Thomas: Well, Confused, I’m sorry to say that the only way we can think of to stop this behavior is to keep Gizmo out of your room while you’re sleeping.

Bella: That would be awful! I can’t imagine not being able to sleep next to Mama at night!

Siouxsie: Sometimes humans need to sleep, though, little one.

Thomas: Another thing you could do is see if Gizmo would like to get under the blankets with you.

Siouxsie: That’s true. Sometimes I poke Mama when I want to sleep under the covers. It takes me a little while to settle in, but Mama tolerates it and then I have a nice, long snooze.

Bella: I’ve heard stories about cats that woke their people up for health reasons, too, like, maybe they have sleep apnea and they stop breathing from time to time while they’re asleep.

Thomas: Of course, we’ve got no idea whether such a thing would apply to you, but if you’ve had some concerns about your own health, you might want to get them checked out.

Siouxsie: But if you’re healthy and Gizmo is waking you up for attention, the only way to stop her from doing that is to stop reinforcing the behavior by waking up and paying attention to her.

Bella: Maybe you should have a big, long play session just before you go to bed. If you get Gizmo tired out with a feather toy or a thing on a string, she may let you sleep all night.

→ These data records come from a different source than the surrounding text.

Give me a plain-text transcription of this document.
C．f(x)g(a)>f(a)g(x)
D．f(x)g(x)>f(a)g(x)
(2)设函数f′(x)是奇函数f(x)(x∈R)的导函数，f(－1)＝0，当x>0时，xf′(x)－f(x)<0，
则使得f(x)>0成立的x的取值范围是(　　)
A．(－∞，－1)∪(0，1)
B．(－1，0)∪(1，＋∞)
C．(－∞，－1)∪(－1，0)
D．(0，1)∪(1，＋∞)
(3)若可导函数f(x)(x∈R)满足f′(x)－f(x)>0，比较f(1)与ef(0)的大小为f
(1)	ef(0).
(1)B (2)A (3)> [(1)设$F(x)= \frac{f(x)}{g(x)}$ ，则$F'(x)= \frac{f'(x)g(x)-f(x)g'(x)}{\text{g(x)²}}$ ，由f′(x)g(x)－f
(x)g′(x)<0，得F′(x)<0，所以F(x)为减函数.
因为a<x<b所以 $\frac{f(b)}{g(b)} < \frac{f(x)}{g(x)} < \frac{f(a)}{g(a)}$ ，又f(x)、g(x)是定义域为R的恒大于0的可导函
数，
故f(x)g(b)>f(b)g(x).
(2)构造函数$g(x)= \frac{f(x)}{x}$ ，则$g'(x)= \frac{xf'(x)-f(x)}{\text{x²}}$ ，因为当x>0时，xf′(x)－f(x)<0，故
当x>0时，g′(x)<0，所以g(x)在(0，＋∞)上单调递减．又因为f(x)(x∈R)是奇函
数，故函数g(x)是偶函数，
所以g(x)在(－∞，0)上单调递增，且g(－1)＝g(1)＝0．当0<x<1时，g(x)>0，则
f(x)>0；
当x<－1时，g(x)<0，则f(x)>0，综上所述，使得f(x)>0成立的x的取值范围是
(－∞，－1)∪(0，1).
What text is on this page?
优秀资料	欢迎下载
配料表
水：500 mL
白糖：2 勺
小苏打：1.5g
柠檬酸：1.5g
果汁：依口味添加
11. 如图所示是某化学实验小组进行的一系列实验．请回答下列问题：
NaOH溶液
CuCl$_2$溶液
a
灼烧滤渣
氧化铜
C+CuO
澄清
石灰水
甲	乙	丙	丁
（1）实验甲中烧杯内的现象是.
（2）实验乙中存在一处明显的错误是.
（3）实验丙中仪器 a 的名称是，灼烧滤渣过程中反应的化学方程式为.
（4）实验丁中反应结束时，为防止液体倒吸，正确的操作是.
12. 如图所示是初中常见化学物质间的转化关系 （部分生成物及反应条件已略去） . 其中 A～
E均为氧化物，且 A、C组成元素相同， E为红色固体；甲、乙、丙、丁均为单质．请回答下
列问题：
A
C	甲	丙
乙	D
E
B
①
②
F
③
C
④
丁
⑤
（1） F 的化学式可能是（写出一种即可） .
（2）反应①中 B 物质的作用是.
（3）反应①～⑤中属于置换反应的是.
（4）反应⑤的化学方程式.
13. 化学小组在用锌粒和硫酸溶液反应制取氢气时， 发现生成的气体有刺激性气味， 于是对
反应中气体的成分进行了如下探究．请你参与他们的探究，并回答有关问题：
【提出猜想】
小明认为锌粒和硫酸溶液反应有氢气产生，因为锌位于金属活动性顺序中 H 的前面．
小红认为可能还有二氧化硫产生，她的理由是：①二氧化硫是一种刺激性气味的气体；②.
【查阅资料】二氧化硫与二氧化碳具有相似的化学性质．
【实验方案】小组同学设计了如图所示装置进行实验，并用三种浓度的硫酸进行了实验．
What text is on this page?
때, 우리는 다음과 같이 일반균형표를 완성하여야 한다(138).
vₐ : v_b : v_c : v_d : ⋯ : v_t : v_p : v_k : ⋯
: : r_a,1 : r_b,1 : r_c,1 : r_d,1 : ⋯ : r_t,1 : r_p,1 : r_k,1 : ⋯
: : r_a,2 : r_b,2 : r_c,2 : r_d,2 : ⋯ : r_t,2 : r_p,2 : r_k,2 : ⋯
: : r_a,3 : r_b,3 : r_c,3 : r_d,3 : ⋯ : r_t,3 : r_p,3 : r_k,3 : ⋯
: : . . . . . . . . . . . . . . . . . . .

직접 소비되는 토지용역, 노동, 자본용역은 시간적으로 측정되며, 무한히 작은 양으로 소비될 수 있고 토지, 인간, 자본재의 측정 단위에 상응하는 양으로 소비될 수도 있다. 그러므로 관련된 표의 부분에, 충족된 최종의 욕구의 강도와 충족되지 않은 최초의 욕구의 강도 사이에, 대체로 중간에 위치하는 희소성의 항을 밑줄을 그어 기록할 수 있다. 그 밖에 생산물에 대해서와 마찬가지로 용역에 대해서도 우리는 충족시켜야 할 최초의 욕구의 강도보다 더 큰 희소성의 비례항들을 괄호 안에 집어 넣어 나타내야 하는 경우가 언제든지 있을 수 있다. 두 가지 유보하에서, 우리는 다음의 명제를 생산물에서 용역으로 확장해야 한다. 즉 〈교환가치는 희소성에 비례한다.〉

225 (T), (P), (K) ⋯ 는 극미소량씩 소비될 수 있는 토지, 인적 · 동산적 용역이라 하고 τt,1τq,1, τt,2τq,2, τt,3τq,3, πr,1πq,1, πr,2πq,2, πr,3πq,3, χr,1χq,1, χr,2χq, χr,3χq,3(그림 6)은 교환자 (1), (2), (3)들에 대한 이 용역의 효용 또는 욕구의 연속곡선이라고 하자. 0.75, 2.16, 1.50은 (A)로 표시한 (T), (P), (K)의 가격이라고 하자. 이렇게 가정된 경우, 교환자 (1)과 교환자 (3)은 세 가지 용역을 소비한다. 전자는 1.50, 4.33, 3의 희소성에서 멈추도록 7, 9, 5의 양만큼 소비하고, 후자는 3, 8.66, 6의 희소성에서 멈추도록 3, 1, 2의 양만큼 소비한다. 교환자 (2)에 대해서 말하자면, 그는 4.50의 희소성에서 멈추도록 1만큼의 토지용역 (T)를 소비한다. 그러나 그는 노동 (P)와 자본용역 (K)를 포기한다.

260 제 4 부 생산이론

Thomas: So, start with the long play session — and as long as Gizmo is healthy, it’s okay to play her until she’s panting — just before bed. Then close the bedroom door and let her stay in the other part of the house.

Siouxsie: If she cries at the door, try using some sort of deterrent like a motion-activated air spray canister, so that when she gets near the door she gets the air spray treatment and learns to stay away.

Bella: Eventually you can try opening the door again and see if she behaves herself.

Thomas: Good luck, Confused in Michigan. Please let us know how things turn out.